Tweet

システムやネットワーク設計に改めて注目を

IPA、既知の手法を組み合わせた「新しい攻撃」に注意喚起

2010/12/17

　情報処理推進機構（IPA）は12月17日、「Stuxnet」に代表される「新しいタイプの攻撃」への注意を呼び掛けるレポートを公開した。Stuxnetのターゲットとなった制御システムはもちろん、「ターゲットを変えれば一般のITシステムも被害を受ける恐れがある」（IPA セキュリティセンター 情報セキュリティ技術ラボラトリー長 小林偉昭氏）として、対策を呼び掛けている。

IPA セキュリティセンター 情報セキュリティ技術ラボラトリー長 小林偉昭氏

　Stuxnetは、原子力発電所などの制御システムを標的にするマルウェアとして注目を浴びた。国内でも、被害こそないものの、いくつか検出例が報告されているという。

　このStuxnetに代表される「新しいタイプの攻撃」は、海外では「APT」（Advanced Persistent Threats）と呼ばれている。パッチがまだ用意されていない未知の脆弱性を利用する、USBメモリなどを利用し、ファイアウォールを飛び越えて感染を広める、バックドアを作成し、外部の指令サーバと通信して新たな攻撃プログラム／ウイルスをダウンロードするなど、いくつかの特徴があるという。
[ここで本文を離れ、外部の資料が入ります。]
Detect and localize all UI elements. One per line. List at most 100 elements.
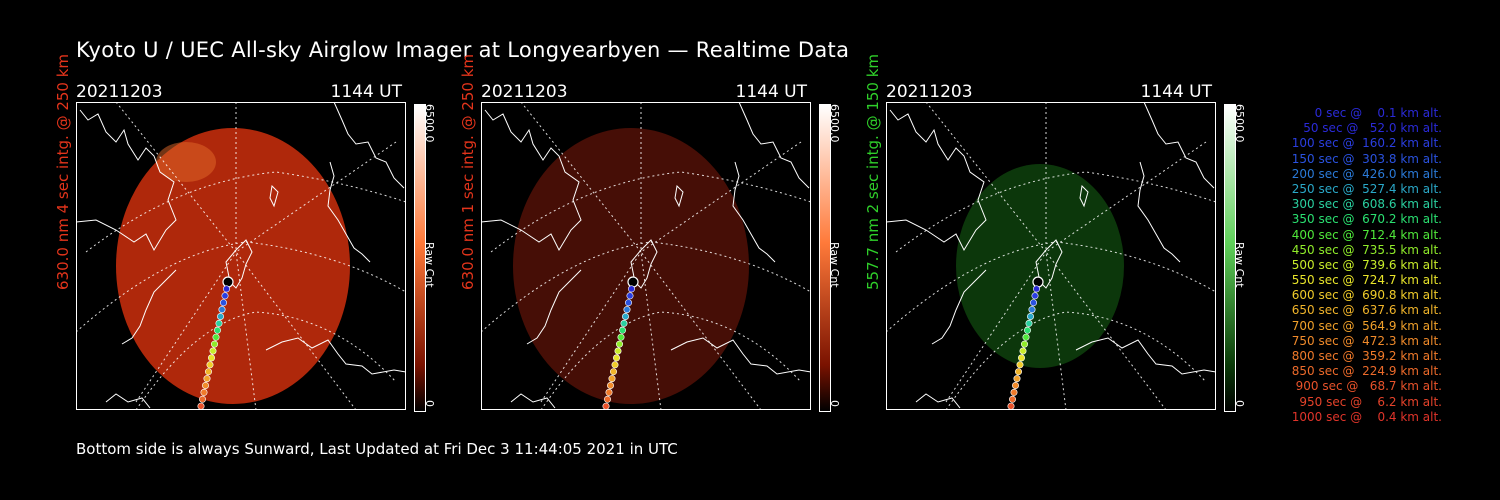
allsky-image <box>886 102 1216 410</box>
orbit-marker <box>1025 319 1033 327</box>
airglow-panel-630nm-1s: 20211203 1144 UT 630.0 nm 1 sec intg <box>459 54 841 430</box>
orbit-marker <box>1022 333 1030 341</box>
orbit-marker <box>608 375 616 383</box>
coastline <box>481 109 582 252</box>
orbit-marker <box>199 395 207 403</box>
orbit-marker <box>627 276 639 288</box>
orbit-marker <box>1033 285 1041 293</box>
coastline <box>526 269 582 345</box>
colorbar <box>414 104 426 412</box>
coastline <box>333 102 405 189</box>
coastline <box>76 109 177 252</box>
coastline <box>269 184 279 208</box>
colorbar-min: 0 <box>1233 400 1246 407</box>
colorbar <box>1224 104 1236 412</box>
orbit-marker <box>1021 340 1029 348</box>
orbit-marker <box>221 292 229 300</box>
colorbar-max: 6500.0 <box>423 104 436 143</box>
coastline <box>105 393 151 409</box>
orbit-marker <box>610 368 618 376</box>
legend-row: 100 sec @ 160.2 km alt. <box>1287 136 1442 151</box>
orbit-marker <box>604 395 612 403</box>
page-title: Kyoto U / UEC All-sky Airglow Imager at … <box>76 38 850 62</box>
orbit-marker <box>1013 375 1021 383</box>
airglow-image-disk <box>513 128 749 404</box>
orbit-marker <box>211 340 219 348</box>
graticule <box>481 102 811 410</box>
graticule <box>76 102 406 410</box>
panel-ylabel: 630.0 nm 4 sec intg. @ 250 km <box>54 53 72 290</box>
orbit-marker <box>218 306 226 314</box>
coastline <box>931 269 987 345</box>
panel-time: 1144 UT <box>330 82 403 102</box>
orbit-marker <box>208 354 216 362</box>
legend-row: 250 sec @ 527.4 km alt. <box>1287 181 1442 196</box>
orbit-marker <box>628 285 636 293</box>
legend-row: 950 sec @ 6.2 km alt. <box>1295 394 1442 409</box>
legend-row: 350 sec @ 670.2 km alt. <box>1287 212 1442 227</box>
orbit-track <box>602 276 639 410</box>
legend-row: 850 sec @ 224.9 km alt. <box>1287 364 1442 379</box>
orbit-marker <box>1016 361 1024 369</box>
coastline <box>1143 102 1215 189</box>
airglow-panel-630nm-4s: 20211203 1144 UT 630.0 nm 4 sec <box>54 54 436 430</box>
orbit-marker <box>222 276 234 288</box>
legend-row: 50 sec @ 52.0 km alt. <box>1295 121 1442 136</box>
graticule <box>886 102 1216 410</box>
orbit-marker <box>616 340 624 348</box>
orbit-marker <box>1030 299 1038 307</box>
orbit-marker <box>1024 326 1032 334</box>
airglow-image-disk <box>116 128 350 404</box>
colorbar-min: 0 <box>828 400 841 407</box>
legend-row: 1000 sec @ 0.4 km alt. <box>1291 409 1442 424</box>
orbit-marker <box>220 299 228 307</box>
airglow-bright-patch <box>156 142 216 182</box>
panel-ylabel: 557.7 nm 2 sec intg. @ 150 km <box>864 53 882 290</box>
orbit-marker <box>1007 402 1015 410</box>
legend-row: 750 sec @ 472.3 km alt. <box>1287 333 1442 348</box>
altitude-legend: 0 sec @ 0.1 km alt. 50 sec @ 52.0 km alt… <box>1262 106 1442 425</box>
coastline <box>886 109 987 252</box>
orbit-marker <box>206 361 214 369</box>
orbit-marker <box>607 381 615 389</box>
legend-row: 400 sec @ 712.4 km alt. <box>1287 227 1442 242</box>
allsky-image <box>76 102 406 410</box>
footer-note: Bottom side is always Sunward, Last Upda… <box>76 440 678 458</box>
panel-ylabel: 630.0 nm 1 sec intg. @ 250 km <box>459 53 477 290</box>
legend-row: 200 sec @ 426.0 km alt. <box>1287 166 1442 181</box>
orbit-marker <box>623 306 631 314</box>
orbit-marker <box>1031 292 1039 300</box>
panel-date: 20211203 <box>481 82 568 102</box>
orbit-marker <box>622 313 630 321</box>
orbit-track <box>1007 276 1044 410</box>
orbit-marker <box>1012 381 1020 389</box>
orbit-marker <box>214 326 222 334</box>
colorbar-max: 6500.0 <box>1233 104 1246 143</box>
legend-row: 450 sec @ 735.5 km alt. <box>1287 242 1442 257</box>
orbit-marker <box>1010 388 1018 396</box>
airglow-image-disk <box>956 164 1124 368</box>
legend-row: 650 sec @ 637.6 km alt. <box>1287 303 1442 318</box>
orbit-marker <box>217 313 225 321</box>
coastline <box>674 184 684 208</box>
orbit-marker <box>611 361 619 369</box>
orbit-marker <box>1015 368 1023 376</box>
coastline <box>1137 161 1181 263</box>
legend-row: 800 sec @ 359.2 km alt. <box>1287 349 1442 363</box>
orbit-marker <box>200 388 208 396</box>
panel-date: 20211203 <box>76 82 163 102</box>
coastline <box>510 393 556 409</box>
coastline <box>915 393 961 409</box>
airglow-panel-557nm-2s: 20211203 1144 UT 557.7 nm 2 sec intg <box>864 54 1246 430</box>
colorbar-min: 0 <box>423 400 436 407</box>
orbit-marker <box>602 402 610 410</box>
orbit-marker <box>619 326 627 334</box>
orbit-marker <box>1019 347 1027 355</box>
legend-row: 700 sec @ 564.9 km alt. <box>1287 318 1442 333</box>
orbit-marker <box>203 375 211 383</box>
colorbar-unit: Raw Cnt <box>423 242 436 288</box>
orbit-marker <box>1009 395 1017 403</box>
orbit-marker <box>625 299 633 307</box>
coastline <box>738 102 810 189</box>
orbit-marker <box>205 368 213 376</box>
　特に、打ち上げ用の「ランチャー」と「ペイロード」が分かれているロケットのように、侵入するための「共通攻撃」と、目標とするシステムを攻略する「個別攻撃」を組み合わせていることが特徴だ。Stuxnetの場合は、Windowsの未知の脆弱性を使用して「共通攻撃」を仕掛け、その上で、制御系システムに特化した「個別攻撃」を行っていた。だが、この「ペイロードを変えれば、対岸の火事とはいえない」（小林氏）。

　「新しいタイプの攻撃」が使う手法は、個々に見ていくと、以前から存在したものばかり。しかし、「いまある手法を組み合わせて、従来は侵入が難しいとされていた米軍や原子力システムの中に、実際に侵入してきている。明確な目的を持って、従来の手法を組み合わせていることが特徴」（マイクロソフト チーフセキュリティアドバイザー 高橋正和氏）という。

　IPAでは、個別に作り込まれるがゆえに対策が困難な個別攻撃に備える前に、まず共通攻撃への対策を提案している。

　小林氏は、ゼロデイ攻撃によってシステムに入り込まれてしまう可能性があることを前提に、指令サーバとの通信を遮断できるよう、システム・ネットワーク設計を根本から採ることが重要だと説明した。具体的な推奨策は以下の6つだ。

• プロキシの認証情報のチェック
• HTTP、SSL通信のヘッダチェック
• 未知のウイルスを検出可能なソフトウェアの導入
• スイッチなどでのVLANネットワーク分離設計
• 最重要部のインターネット直接接続の分離設計
• システム内P2P通信の遮断と検知

　特に、汎用OS／プロトコルの採用が進みオープン化してきた制御系システムについては、「本当に重要なところを洗い出して、（ネットワークを）切るべきところは切る、あるいは一方向のみの通信とするといったことを全体として考え、組み込んでいかなければならない。単に、ファイアウォールやIDSといった製品を置けばいいという時代ではない」（小林氏）と述べた。また、情報システムと制御システムを異なる部門が担当するケースが多いという現状を踏まえ、2つのシステムにまたがった脅威分析やシステム設計、対策などを実施する必要があると指摘している。